Se a razão for um vazamento, um descolamento, uma rachadura, aí não tem jeito. A única coisa a fazer é: obra. Uma obra em casa. Tem gente que curte, eu sei.
E são justamente essas as pessoas que têm as casas sempre nos trinques. Porque manter um apartamento em dia não é uma tarefa simples, não apenas na parte da limpeza, mas da funcionalidade mesmo.
Ora é um curto-circuito que queima metade das lâmpadas num fiiizzzzhhh.
Ora é um entupimento sei lá onde – e a casa assiste, impotente, à revolta dos ralos.
Ora são as esquadrias que, ao contrário de certas pessoas em cargos eletivos, trabalharam com o tempo. E agora o vento entra pelas frestas como um convidado indesejado da família.
As razões para uma obra não programada em casa são muitas, algumas bem mais graves do que as citadas acima. Na parede da sala de uma amiga, a rachadura que ela imaginou ser na pintura revelou-se um problema estrutural cabeludo. Não era prédio erguido pela milícia, mas os métodos do construtor se assemelhavam, ao menos na qualidade dos materiais. Minha amiga, grávida – sim, porque a vida apronta dessas nos momentos mais inoportunos –, está morando hoje na casa dos sogros. Desejo que tire as calças da empresa. Mas isso só após um processo que, com certeza, vai levar muitos e muitos e muitos anos.
Quando a necessidade de uma obra se junta à vontade de ver a casa mais bonita, e ainda calha com algum dinheiro que entrou inesperadamente, quase um milagre na atual situação do país, o resultado é: obra. Uma obra maior do que o inicialmente planejado.

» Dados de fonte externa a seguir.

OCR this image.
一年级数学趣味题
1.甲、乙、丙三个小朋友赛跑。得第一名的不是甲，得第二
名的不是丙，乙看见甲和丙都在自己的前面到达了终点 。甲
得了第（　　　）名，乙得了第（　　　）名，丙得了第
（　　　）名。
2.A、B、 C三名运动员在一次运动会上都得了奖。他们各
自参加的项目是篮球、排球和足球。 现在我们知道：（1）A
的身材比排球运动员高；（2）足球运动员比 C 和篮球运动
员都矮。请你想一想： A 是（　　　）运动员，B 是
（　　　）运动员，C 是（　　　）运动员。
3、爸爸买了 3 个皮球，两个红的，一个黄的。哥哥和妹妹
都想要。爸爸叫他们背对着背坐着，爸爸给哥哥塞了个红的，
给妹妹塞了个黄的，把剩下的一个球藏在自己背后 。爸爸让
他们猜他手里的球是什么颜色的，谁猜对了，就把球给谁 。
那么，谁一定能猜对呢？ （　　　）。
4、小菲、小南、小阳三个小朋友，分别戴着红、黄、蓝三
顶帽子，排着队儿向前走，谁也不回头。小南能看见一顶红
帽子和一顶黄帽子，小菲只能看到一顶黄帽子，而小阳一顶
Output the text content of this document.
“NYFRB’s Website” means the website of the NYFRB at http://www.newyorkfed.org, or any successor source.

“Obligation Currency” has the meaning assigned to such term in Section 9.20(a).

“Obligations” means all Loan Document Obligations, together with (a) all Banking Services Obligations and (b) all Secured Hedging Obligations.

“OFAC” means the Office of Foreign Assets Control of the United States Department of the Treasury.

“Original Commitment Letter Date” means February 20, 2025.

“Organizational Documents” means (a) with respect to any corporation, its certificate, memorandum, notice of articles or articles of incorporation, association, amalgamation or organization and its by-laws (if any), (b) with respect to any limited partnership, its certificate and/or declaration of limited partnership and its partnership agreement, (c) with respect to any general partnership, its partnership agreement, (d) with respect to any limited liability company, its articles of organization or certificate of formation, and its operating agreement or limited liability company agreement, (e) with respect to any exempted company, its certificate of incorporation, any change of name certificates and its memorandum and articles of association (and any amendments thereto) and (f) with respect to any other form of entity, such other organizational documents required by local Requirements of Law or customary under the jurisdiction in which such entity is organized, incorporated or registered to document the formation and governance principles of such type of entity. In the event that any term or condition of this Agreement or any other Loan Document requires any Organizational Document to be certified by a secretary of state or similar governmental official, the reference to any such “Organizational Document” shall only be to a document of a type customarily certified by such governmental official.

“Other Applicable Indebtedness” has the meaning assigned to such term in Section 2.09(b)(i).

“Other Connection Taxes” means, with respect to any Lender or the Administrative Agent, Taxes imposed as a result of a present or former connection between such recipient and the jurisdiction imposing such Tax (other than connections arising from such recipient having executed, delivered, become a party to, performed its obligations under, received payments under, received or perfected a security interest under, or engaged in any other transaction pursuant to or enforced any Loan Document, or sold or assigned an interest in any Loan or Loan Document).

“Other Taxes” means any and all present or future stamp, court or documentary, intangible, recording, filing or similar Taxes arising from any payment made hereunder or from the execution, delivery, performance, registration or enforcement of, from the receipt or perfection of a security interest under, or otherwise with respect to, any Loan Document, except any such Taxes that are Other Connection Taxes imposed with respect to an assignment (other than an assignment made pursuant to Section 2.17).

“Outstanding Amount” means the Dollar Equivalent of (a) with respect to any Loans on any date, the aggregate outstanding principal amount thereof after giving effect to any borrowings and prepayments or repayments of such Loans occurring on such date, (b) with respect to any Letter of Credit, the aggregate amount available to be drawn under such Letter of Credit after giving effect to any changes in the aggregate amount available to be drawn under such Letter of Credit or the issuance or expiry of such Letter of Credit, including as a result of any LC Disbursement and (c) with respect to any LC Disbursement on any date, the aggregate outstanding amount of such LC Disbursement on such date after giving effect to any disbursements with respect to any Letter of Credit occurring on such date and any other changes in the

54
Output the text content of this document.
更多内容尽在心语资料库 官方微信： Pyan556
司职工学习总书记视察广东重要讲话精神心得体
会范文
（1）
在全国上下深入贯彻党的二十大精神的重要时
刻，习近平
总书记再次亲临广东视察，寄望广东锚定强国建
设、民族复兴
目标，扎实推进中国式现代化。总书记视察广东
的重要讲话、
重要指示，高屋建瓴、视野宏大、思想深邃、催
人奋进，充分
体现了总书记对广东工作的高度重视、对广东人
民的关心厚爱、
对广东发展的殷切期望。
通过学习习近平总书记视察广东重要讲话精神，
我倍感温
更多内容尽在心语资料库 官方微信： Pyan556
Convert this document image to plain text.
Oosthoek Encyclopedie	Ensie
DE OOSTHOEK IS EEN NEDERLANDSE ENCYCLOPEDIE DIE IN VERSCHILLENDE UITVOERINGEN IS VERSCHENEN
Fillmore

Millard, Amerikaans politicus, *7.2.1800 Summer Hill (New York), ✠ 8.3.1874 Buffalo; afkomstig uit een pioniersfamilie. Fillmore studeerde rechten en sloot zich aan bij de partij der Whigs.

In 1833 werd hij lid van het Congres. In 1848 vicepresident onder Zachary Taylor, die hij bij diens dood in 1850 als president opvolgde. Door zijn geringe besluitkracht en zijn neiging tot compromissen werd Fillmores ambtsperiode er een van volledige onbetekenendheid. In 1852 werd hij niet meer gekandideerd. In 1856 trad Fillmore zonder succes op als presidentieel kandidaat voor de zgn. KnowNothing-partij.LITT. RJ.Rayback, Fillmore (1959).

Já que é preciso trocar os canos, por que não mexer no revestimento da cozinha, esse que data de alguma época esteticamente desfavorável ao design, pintado com uma tinta fosca para atenuar a feiura? E já que a ideia é mexer no revestimento, por que não trocar também o piso, ainda mais feio que os azulejos, se é que isso é possível? E já que a cozinha vai ficar tri, por que não reformar também o banheiro?
Obra em casa vira obsessão. Você passa os dias se inspirando no Pinterest, faz tours virtuais pelas lojas de materiais, entra mil vezes no Google em busca de novidades e belezuras para deixar a casa com cara de revista. Algo que, definitivamente, não combina com o seu orçamento, mas que você faz mesmo assim. Completamente viciada em torneiras, pastilhas e louças.
Quando a obra começa, um tanto do sonho desaba. Impossível ficar em casa com aquela bateção e o pó. As quatro semanas iniciais não demoram a virar cinco. Seis. Sete – e não se fala mais nisso. Pobres dos vizinhos, que precisam aturar a obra dos outros. Nos apartamentos mais antigos, remover um piso produz uma quantidade de pó capaz de atingir, e tingir de branco, o prédio da frente. Tempestade no deserto, sabe? Há que se levar em conta que a rapaziada que trabalhou para nós não era das mais caprichosas, mas como saber disso antes de começar uma obra?
As quatro semanas iniciais não demoram a virar cinco. Seis. Sete – e não se fala mais nisso. Pobres dos vizinhos, que precisam aturar a obra dos outros.
Tudo estaria dentro dos conformes, não fosse uma ligação da vizinha do andar de baixo na noite em que eu chegava em Bagé: faz alguma coisa urgente, o meu apartamento está alagando.
Com a ajuda da síndica, descobriu-se que a turma saiu na sexta-feira deixando os canos todos sem bucha, uma chuva ininterrupta de outono no closet, nos banheiros, no quarto dos vizinhos. Que diante da tragédia, entre me matar e resolver a questão, ficaram com a segunda hipótese. Só por isso consegui entregar esta coluna.
De volta ao lar, agora é tomar um remedinho para a rinite e botar as coisas no lugar. A caneca estimada, pelo que tem de cimento, foi usada para misturar algum material. As panelas que furaram, espero, tenham sido usadas para tamborim. E tudo o mais que nos entregaram quebrado e estragado deve servir para a prática tão difundida do desapego. Só pode ser isso. A Monja Coen que vive em mim saúda a Monja Coen que existe em você.
Obra em casa, faça, sim.
Mas, para o seu bem, jamais me peça indicação.